CBS News founds that the female producer was charged at least twice as much in more than half the businesses visited. In one, she was charged $7.50 while her male counterpart just $2.85. At another, she paid $3 dollars more, according to the reportpublished here.
The New York study found there were differences when it came to children’s and adult clothing, personal care products, home health care products and toys and accessories.
The highest difference (13 percent) was in the personal care products industry, while the lowest difference (4 percent) was in the children’s clothing industry.
A disparity frequency chart shows women pay more 42 percent of the time, while men pay more only 18 percent of the time. Forty-percent of the time the pricing is equal.

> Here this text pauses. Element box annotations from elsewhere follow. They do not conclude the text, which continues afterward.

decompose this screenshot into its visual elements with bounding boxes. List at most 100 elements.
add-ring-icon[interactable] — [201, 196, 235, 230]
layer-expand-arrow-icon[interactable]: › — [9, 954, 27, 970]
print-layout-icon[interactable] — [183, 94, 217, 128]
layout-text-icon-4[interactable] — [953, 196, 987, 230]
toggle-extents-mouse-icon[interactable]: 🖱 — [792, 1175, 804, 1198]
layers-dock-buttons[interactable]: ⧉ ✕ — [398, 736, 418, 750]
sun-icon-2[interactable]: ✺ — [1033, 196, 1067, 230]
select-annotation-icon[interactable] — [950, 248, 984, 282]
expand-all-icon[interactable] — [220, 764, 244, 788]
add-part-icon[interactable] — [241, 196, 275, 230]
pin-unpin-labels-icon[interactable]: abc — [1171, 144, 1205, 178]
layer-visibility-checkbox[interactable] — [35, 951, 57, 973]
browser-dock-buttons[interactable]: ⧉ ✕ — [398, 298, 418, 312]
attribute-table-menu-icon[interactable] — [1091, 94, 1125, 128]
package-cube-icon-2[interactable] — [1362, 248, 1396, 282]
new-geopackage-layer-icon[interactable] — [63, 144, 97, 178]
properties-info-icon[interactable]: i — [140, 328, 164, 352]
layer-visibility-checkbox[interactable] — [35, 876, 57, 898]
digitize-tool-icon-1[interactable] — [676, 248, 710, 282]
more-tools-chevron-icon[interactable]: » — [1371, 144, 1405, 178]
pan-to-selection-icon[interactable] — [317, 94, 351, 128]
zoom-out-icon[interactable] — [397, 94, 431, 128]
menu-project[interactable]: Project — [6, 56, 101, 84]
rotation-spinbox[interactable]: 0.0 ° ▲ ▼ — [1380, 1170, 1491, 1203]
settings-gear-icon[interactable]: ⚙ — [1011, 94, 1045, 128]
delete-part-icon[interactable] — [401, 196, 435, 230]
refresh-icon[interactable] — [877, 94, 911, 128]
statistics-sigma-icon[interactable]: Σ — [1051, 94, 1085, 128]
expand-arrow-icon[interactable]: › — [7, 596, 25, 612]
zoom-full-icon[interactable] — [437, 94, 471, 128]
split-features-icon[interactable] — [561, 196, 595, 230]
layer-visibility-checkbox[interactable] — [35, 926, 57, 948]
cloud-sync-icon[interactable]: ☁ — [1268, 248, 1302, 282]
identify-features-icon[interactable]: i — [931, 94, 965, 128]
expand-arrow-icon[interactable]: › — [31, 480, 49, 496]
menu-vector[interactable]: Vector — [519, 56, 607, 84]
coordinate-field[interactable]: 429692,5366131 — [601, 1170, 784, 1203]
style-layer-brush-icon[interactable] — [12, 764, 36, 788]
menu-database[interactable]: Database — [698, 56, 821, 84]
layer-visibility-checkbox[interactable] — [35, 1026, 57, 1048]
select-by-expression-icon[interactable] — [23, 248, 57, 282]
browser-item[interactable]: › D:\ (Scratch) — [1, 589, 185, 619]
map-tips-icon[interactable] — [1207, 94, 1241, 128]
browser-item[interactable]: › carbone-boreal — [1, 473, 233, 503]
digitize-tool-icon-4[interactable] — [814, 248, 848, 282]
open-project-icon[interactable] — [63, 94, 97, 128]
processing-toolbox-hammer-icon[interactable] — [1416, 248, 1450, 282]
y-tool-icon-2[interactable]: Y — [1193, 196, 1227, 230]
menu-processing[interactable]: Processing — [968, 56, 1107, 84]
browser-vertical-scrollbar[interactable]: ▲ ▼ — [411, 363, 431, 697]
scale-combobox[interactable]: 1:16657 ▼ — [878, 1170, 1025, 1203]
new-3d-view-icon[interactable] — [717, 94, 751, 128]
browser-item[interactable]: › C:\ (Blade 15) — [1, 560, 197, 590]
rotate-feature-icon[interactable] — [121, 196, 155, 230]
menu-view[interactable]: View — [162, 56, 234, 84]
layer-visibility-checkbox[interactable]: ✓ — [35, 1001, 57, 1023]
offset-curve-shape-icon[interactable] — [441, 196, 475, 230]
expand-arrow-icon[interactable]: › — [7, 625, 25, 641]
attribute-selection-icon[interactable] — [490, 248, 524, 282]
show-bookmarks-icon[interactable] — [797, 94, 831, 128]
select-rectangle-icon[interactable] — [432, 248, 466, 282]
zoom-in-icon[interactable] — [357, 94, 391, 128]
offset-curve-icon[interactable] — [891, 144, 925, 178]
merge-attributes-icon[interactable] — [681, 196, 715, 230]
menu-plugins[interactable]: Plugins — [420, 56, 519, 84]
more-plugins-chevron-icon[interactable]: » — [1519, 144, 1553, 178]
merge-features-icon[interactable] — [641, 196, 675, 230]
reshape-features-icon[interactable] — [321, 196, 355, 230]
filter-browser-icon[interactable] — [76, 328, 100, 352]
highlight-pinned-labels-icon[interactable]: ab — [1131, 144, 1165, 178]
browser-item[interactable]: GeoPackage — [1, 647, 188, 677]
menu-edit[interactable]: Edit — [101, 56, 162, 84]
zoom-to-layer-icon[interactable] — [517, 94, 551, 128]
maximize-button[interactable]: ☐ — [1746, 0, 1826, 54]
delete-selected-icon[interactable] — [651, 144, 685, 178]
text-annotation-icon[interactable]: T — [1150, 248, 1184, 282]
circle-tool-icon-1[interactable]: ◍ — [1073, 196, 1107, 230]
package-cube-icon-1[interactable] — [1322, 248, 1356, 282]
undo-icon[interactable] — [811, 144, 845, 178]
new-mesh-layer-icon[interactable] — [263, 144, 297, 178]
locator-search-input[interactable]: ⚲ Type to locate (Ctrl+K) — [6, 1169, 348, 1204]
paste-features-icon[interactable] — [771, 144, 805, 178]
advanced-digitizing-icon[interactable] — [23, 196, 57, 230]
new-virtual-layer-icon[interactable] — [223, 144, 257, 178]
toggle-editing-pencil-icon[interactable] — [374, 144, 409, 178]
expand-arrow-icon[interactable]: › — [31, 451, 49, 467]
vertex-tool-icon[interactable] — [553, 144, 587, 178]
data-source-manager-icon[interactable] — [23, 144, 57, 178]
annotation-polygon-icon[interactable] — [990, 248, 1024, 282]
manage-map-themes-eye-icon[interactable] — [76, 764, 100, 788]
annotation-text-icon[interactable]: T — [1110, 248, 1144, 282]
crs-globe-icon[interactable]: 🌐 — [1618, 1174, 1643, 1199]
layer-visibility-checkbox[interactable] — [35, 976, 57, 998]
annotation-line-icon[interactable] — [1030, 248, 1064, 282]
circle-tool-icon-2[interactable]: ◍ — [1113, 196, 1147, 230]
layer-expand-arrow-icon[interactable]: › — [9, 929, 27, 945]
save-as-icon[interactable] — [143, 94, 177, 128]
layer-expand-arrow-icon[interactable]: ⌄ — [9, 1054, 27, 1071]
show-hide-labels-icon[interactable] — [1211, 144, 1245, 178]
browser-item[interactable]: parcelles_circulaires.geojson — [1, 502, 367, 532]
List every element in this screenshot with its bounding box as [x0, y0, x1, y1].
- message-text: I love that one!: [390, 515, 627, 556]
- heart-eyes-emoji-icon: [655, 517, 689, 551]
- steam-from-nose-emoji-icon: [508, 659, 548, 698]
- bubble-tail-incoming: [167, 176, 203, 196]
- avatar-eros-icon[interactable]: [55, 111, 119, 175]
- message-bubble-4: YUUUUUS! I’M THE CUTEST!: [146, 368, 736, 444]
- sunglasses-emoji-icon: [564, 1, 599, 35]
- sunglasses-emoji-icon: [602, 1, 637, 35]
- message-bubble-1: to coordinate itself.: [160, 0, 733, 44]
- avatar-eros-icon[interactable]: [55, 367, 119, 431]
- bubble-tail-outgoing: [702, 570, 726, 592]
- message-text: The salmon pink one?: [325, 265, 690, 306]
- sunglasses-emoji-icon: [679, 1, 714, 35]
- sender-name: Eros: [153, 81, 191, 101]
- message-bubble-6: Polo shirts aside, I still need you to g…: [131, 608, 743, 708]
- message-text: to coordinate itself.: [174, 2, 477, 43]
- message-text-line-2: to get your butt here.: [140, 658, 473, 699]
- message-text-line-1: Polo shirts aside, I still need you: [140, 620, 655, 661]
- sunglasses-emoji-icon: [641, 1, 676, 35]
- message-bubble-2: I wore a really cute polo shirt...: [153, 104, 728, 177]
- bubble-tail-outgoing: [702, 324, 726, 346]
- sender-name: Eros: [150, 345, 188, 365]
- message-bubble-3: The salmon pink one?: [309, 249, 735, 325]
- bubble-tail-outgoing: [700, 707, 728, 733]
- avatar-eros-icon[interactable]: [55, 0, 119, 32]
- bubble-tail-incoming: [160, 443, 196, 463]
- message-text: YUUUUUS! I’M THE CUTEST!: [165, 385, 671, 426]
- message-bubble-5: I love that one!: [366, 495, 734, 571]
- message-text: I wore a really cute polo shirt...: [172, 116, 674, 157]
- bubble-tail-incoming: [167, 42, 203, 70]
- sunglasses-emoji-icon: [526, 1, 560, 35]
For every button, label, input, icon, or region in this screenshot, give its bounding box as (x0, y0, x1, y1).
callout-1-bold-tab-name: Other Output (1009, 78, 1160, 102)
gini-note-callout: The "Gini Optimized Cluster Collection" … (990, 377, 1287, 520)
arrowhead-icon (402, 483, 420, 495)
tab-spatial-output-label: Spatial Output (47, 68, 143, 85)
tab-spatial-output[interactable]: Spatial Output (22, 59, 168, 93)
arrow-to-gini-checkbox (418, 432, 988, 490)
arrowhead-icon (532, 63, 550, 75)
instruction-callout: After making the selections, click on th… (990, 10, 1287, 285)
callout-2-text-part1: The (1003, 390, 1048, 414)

The study included 35 product categories, and female consumers paid more in 30 of those categories.
Gender price gouging for services is illegal in New York, Miami-Dade County and California, but there is no federal law, according to the CBS report.
California outlawed it in 1996 after a statewide study found a "gender tax" cost each woman approximately $1,351 more annually.
But there are no laws aimed at preventing it in retail.
"One of the reasons that we can't legislate in products is because it's about the market and there is a long supply chain and we don't really know who is responsible for it," trade lawyer Michael Cone said.
Cone said part of the problem is the extra costs for women's products tacked on from the get-go. He found that women's clothing, shoes and gloves often enter the country with a higher import tax than men's. For example, men's sneakers were taxed at 8.5 percent while women's shoes at 10 percent.
"It might be 5 dollars that you pay that's extra to Uncle Sam, but by the time it hits the retail consumer, it can be 10, 12, 13 dollars," Cone said.
Cone found it dates back to at least the mid-1800s when women's hats and gloves were taxed higher. He said ultimately it will be consumers who hold the key to reform.
"It has to be a market response, a written campaign, vote with your purse and your pen -- that's what's going to change it," he said.
Read the full report on CBS news.
There are some examples where women pay less than men. Men pay an estimated $15,000 more over their lifetime than women for car insurance, according to CoverHound.com. According to a study from Swapalease.com, men also pay more than women on popular car leases.